Three out of four UK citizens feel that the police should expand its use of digital tools as this would improve its services, concludes a UK-analysis by Accenture of its global digital police solutions survey. Especially the use of mobile devices and apps is preferred in the fight against crime. The research, however, also shows that a big gap exists between the expectations of UK citizens and the actual use of digital tools by the police, which is significantly lower.
Management consulting firm Accenture recently released its ‘2014 Global Citizen Pulse Survey on Policing’, that focussed on the question “How can digital police solutions better serve citizens’ expectations?” This research, based on 4,000 respondents from eight countries*, shows that digital tools for the police are becoming more and more appreciated. The vast majority of citizens (82%) believe that digital tools would improve police services and an even higher number of 88% feel that digital technologies help beat crime.

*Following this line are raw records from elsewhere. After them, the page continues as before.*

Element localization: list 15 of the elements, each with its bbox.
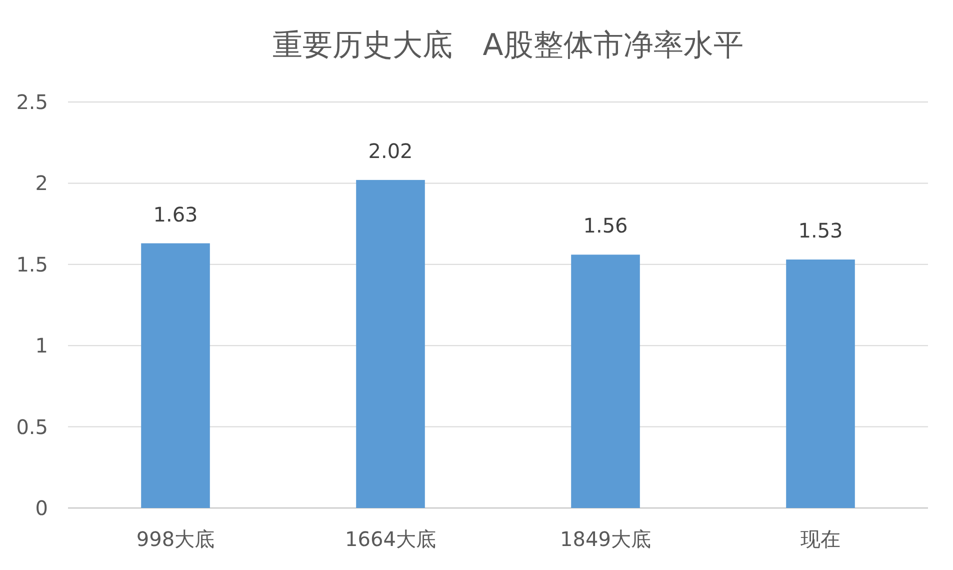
xtick: 998大底 <box>136 527 215 551</box>
data-label: 2.02 <box>368 138 413 163</box>
title: 重要历史大底 A股整体市净率水平 <box>272 28 744 63</box>
ytick: 1 <box>35 334 48 358</box>
xtick: 1849大底 <box>560 527 651 551</box>
ytick: 1.5 <box>16 252 48 276</box>
xtick: 1664大底 <box>345 527 436 551</box>
ytick: 2.5 <box>16 90 48 114</box>
data-label: 1.63 <box>153 202 198 226</box>
data-label: 1.53 <box>798 218 843 243</box>
data-label: 1.56 <box>583 214 628 238</box>
ytick: 0.5 <box>16 414 48 439</box>
ytick: 2 <box>35 171 48 196</box>
ytick: 0 <box>35 496 48 520</box>
xtick: 现在 <box>800 527 840 551</box>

Almost 8 out of 10 respondents say they would prefer digital interaction in addition to or even instead of face to face interaction with the police. 68% of citizens say they would like a greater use of mobile apps for communicating with the police forces and 74% say they would use a special app created by the police. The use of social media is also becoming more and more mainstream, with 72% of respondents saying to be more willing to use social media when dealing with the police than a year ago.
Accenture’s research shows that three-quarters of UK citizens (75%) believe that expanded use of digital tools would improve police services, including investigating crime and catching criminals (88%), preventing crime (77%) and increasing overall police effectiveness (85%), and as such expect the police to make use of digital technologies.

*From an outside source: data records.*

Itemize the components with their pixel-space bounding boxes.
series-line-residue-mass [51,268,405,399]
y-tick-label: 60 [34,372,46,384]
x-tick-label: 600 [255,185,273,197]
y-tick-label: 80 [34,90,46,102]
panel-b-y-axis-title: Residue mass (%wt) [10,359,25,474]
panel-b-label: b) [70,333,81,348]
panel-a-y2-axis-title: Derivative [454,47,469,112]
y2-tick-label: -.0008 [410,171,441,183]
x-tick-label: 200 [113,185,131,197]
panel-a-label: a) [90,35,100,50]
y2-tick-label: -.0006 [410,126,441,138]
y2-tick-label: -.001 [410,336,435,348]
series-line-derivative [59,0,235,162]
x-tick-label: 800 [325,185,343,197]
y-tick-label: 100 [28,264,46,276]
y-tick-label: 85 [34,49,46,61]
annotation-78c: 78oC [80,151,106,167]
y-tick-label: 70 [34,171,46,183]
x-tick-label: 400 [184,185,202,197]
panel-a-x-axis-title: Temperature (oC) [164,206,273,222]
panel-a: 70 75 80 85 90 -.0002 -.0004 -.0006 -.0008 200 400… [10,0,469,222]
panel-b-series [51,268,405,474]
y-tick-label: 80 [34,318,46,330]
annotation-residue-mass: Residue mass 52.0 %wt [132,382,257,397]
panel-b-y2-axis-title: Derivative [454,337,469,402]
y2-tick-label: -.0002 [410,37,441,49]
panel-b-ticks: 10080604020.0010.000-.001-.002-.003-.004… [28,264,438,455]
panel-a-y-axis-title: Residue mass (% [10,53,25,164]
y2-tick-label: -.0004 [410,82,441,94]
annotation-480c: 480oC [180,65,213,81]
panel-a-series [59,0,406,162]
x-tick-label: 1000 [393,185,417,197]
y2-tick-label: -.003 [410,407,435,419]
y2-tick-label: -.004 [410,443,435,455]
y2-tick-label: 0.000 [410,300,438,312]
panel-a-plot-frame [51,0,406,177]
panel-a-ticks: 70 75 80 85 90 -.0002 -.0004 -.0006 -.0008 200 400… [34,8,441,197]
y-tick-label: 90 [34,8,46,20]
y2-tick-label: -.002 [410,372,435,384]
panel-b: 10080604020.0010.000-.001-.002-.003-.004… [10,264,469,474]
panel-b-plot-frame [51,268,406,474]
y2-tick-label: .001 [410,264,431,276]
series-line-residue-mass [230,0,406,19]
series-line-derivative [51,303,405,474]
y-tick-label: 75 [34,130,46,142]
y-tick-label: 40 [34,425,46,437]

UK citizens are specifically with comfortable with police officers using mobile devices, as 94% say they are okay with this followed by predictive technologies (90%) and security cameras 89%). In addition, UK citizens seem to be comfortable with the police using wearables, such as body-worn cameras (87%).

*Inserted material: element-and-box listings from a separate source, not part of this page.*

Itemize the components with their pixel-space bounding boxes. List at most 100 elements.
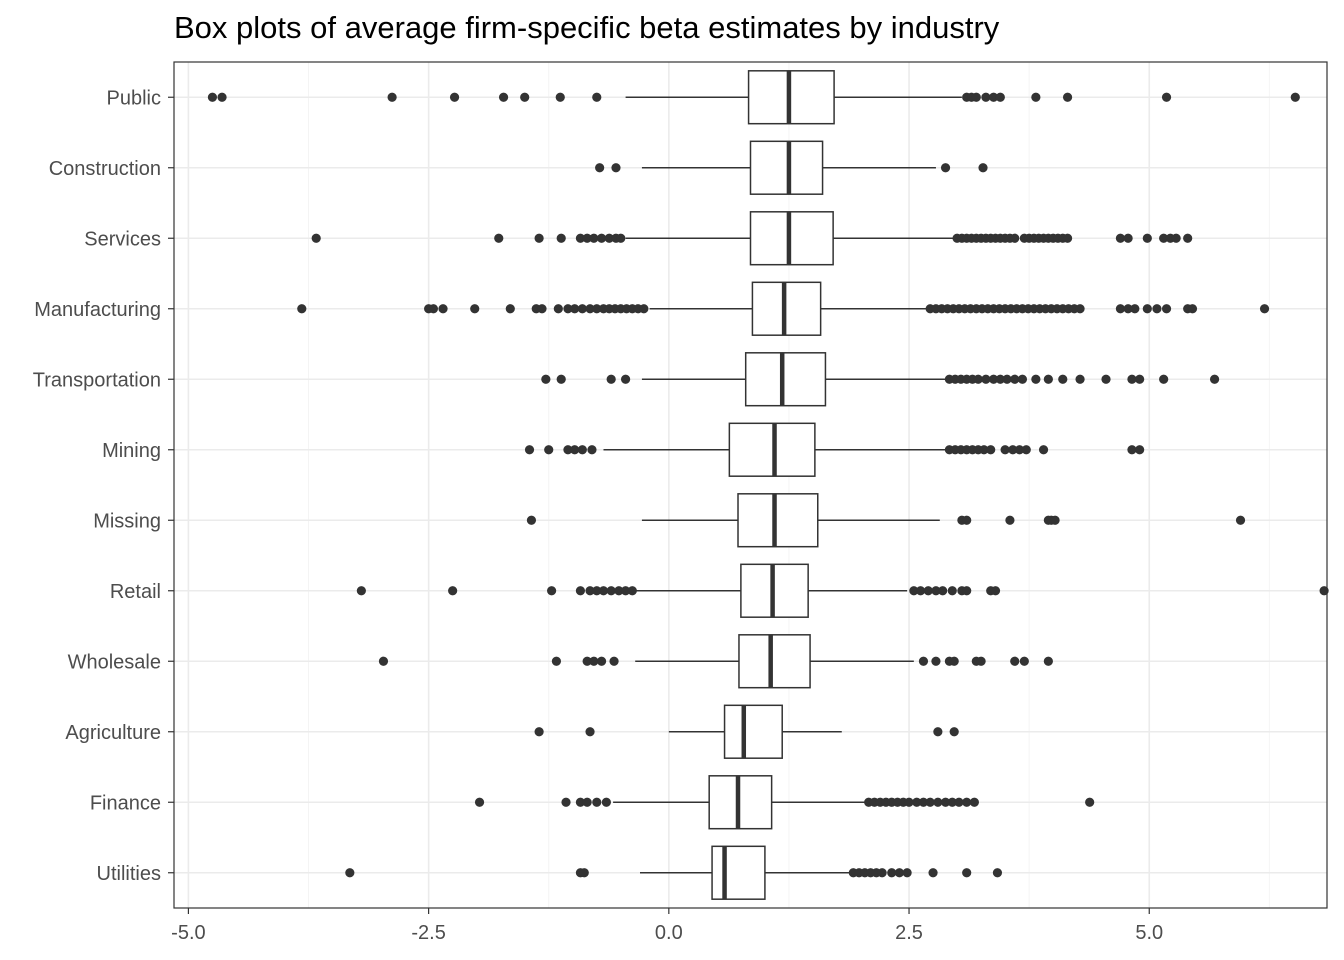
outlier-point — [904, 797, 914, 807]
outlier-point — [217, 92, 227, 102]
box-group-missing — [526, 493, 1246, 548]
x-tick-label: 2.5 — [895, 922, 923, 944]
y-tick-label: Wholesale — [68, 651, 161, 673]
outlier-point — [902, 868, 912, 878]
x-tick-label: -2.5 — [411, 922, 445, 944]
outlier-point — [1050, 515, 1060, 525]
outlier-point — [553, 304, 563, 314]
outlier-point — [978, 163, 988, 173]
outlier-point — [596, 656, 607, 666]
box-iqr — [749, 211, 834, 266]
outlier-point — [582, 233, 592, 243]
box-iqr — [723, 704, 783, 759]
outlier-point — [1000, 445, 1010, 455]
outlier-point — [582, 656, 592, 666]
box-iqr — [711, 845, 766, 900]
outlier-point — [1123, 304, 1133, 314]
x-tick-label: -5.0 — [171, 922, 205, 944]
outlier-point — [1161, 92, 1172, 102]
outlier-point — [570, 304, 580, 314]
outlier-point — [1062, 233, 1073, 243]
outlier-point — [582, 797, 592, 807]
outlier-point — [1127, 374, 1137, 384]
y-tick-label: Services — [84, 228, 161, 250]
panel-background — [174, 62, 1327, 908]
outlier-point — [1115, 304, 1126, 314]
outlier-point — [986, 445, 996, 455]
outlier-point — [923, 586, 933, 596]
box-group-mining — [524, 422, 1145, 477]
outlier-point — [954, 797, 964, 807]
outlier-point — [1209, 374, 1220, 384]
outlier-point — [207, 92, 218, 102]
outlier-point — [614, 586, 624, 596]
box-iqr — [747, 70, 835, 125]
outlier-point — [524, 445, 535, 455]
outlier-point — [949, 727, 959, 737]
outlier-point — [976, 656, 986, 666]
box-group-construction — [595, 140, 988, 195]
panel-border — [173, 61, 1328, 909]
outlier-point — [585, 304, 595, 314]
outlier-point — [609, 656, 619, 666]
outlier-point — [378, 656, 389, 666]
outlier-point — [498, 92, 509, 102]
outlier-point — [311, 233, 321, 243]
outlier-point — [947, 586, 957, 596]
outlier-point — [1017, 374, 1028, 384]
outlier-point — [563, 304, 573, 314]
outlier-point — [962, 586, 972, 596]
outlier-point — [541, 374, 551, 384]
outlier-point — [526, 515, 537, 525]
box-iqr — [737, 493, 819, 548]
outlier-point — [356, 586, 366, 596]
outlier-point — [1002, 374, 1012, 384]
outlier-point — [877, 868, 887, 878]
outlier-point — [520, 92, 530, 102]
outlier-point — [592, 92, 602, 102]
box-iqr — [749, 140, 824, 195]
outlier-point — [912, 797, 922, 807]
chart-title: Box plots of average firm-specific beta … — [174, 10, 1000, 45]
outlier-point — [1058, 374, 1068, 384]
box-group-services — [311, 211, 1193, 266]
outlier-point — [470, 304, 480, 314]
box-series — [207, 70, 1329, 900]
y-tick-label: Retail — [110, 581, 161, 603]
outlier-point — [1127, 445, 1137, 455]
box-group-finance — [474, 775, 1095, 830]
outlier-point — [616, 233, 626, 243]
outlier-point — [1152, 304, 1162, 314]
y-tick-label: Mining — [102, 440, 161, 462]
outlier-point — [589, 656, 599, 666]
outlier-point — [992, 868, 1003, 878]
outlier-point — [915, 586, 926, 596]
outlier-point — [604, 233, 614, 243]
box-iqr — [751, 281, 822, 336]
outlier-point — [1135, 374, 1145, 384]
outlier-point — [474, 797, 485, 807]
outlier-point — [601, 797, 611, 807]
outlier-point — [988, 374, 999, 384]
outlier-point — [606, 586, 616, 596]
outlier-point — [918, 797, 929, 807]
outlier-point — [1161, 304, 1172, 314]
y-tick-label: Utilities — [97, 863, 161, 885]
outlier-point — [551, 656, 562, 666]
outlier-point — [894, 868, 905, 878]
outlier-point — [887, 868, 897, 878]
outlier-point — [1014, 445, 1025, 455]
outlier-point — [1043, 374, 1053, 384]
box-iqr — [708, 775, 773, 830]
outlier-point — [1031, 374, 1041, 384]
outlier-point — [555, 92, 565, 102]
outlier-point — [1010, 233, 1020, 243]
outlier-point — [592, 797, 602, 807]
outlier-point — [611, 163, 621, 173]
x-tick-label: 0.0 — [655, 922, 683, 944]
axes: Public Construction Services Manufacturing T… — [33, 87, 1163, 944]
outlier-point — [575, 233, 586, 243]
outlier-point — [1123, 233, 1133, 243]
outlier-point — [1075, 374, 1085, 384]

Despite a strong willingness by UK citizens to interact with the police via digital channels, the survey also found that the expectation of UK citizens, 76% say the police should interact via digital tools with the public, far exceed the actual level of digital services (38%) currently provided by the UK police. “This survey shows that citizens believe that digital tools – such as mobile devices and wearable cameras – together with predictive analytics-based technologies can have a positive impact on crime by helping identify where crime might occur and how best to deploy police. It also shows that nearly all citizens want to actively help police prevent, detect and fight crime, but a gap exists between what digital tools citizens expect police to use, and what police actually use,” comments James Slessor, Managing Director Global Public Safety at Accenture.
A recent research released by PA Consulting reveals that in the digital space, police officers lack the skills and tools to optimally perform their job. The consultants highlight that skills improvement and modern tools will be key in the fight against digital criminals.
* The respondents came from Australia, France, Germany, the Netherlands, Singapore, Spain, the UK and the US.